Tulisan ini bukan untuk menggugat pribadi
Kartini. Banyak nilai positif yang bisa kita ambil dari kehidupan seorang
Kartini. Tapi, kita bicara tentang Indonesia, sebuah negara yang majemuk. Maka,
sangatlah penting untuk mengajak kita berpikir tentang sejarah Indonesia.
Sejarah sangatlah penting. Jangan sekali-kali melupakan sejarah, kata Bung
Karno. Al-Quran banyak mengungkapkan betapa pentingnya sejarah, demi menatap
dan menata masa depan.
Banyak pertanyaan yang bisa diajukan untuk
sejarah Indonesia. Mengapa harus Boedi Oetomo, Mengapa bukan Sarekat Islam?
Bukankah Sarekat Islam adalah organisasi nasional pertama? Mengapa harus Ki
Hajar Dewantoro, Mengapa bukan KH Ahmad Dahlan, untuk menyebut tokoh
pendidikan? Mengapa harus dilestarikan ungkapan ing ngarso sung tulodo, ing
madyo mangun karso, tut wuri handayani sebagai jargon pendidikan nasional
Indonesia? Bukankah katanya, kita berbahasa satu: Bahasa Indonesia? Tanyalah
kepada semua guru dari Sabang sampai Merauke. Berapa orang yang paham makna
slogan pendidikan nasional itu? Mengapa tidak diganti, misalnya, dengan
ungkapan Iman, Ilmu, dan amal, sehingga semua orang Indonesia paham maknanya.
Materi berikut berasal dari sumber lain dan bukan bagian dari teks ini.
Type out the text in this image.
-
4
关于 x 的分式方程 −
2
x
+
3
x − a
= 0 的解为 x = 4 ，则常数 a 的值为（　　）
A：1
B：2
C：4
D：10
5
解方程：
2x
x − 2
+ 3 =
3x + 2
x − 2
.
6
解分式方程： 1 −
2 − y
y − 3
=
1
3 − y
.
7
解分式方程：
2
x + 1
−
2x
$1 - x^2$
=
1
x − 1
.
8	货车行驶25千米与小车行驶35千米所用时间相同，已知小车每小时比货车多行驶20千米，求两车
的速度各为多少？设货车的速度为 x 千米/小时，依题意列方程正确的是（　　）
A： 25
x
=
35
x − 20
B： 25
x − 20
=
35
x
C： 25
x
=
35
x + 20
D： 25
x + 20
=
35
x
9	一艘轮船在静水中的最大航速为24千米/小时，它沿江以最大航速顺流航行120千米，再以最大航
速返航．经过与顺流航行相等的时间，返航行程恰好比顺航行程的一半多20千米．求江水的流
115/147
Kini, kita juga bisa bertanya, Mengapa
harus Kartini? Ada baiknya, kita lihat sekilas asal-muasalnya. Kepopuleran
Kartini tidak terlepas dari buku yang memuat surat-surat Kartini kepada sahabat-sahabat
Eropanya, Door Duisternis tot Licht, yang oleh Armijn Pane diterjemahkan
menjadi Habis Gelap Terbitlah Terang. Buku ini diterbitkan semasa era Politik
Etis oleh Menteri Pengajaran, Ibadah, dan Kerajinan Hindia Belanda Mr. J.H.
Abendanon tahun 1911. Buku ini dianggap sebagai grand idea yang layak
menempatkan Kartini sebagai orang yang sangat berpikiran maju pada zamannya.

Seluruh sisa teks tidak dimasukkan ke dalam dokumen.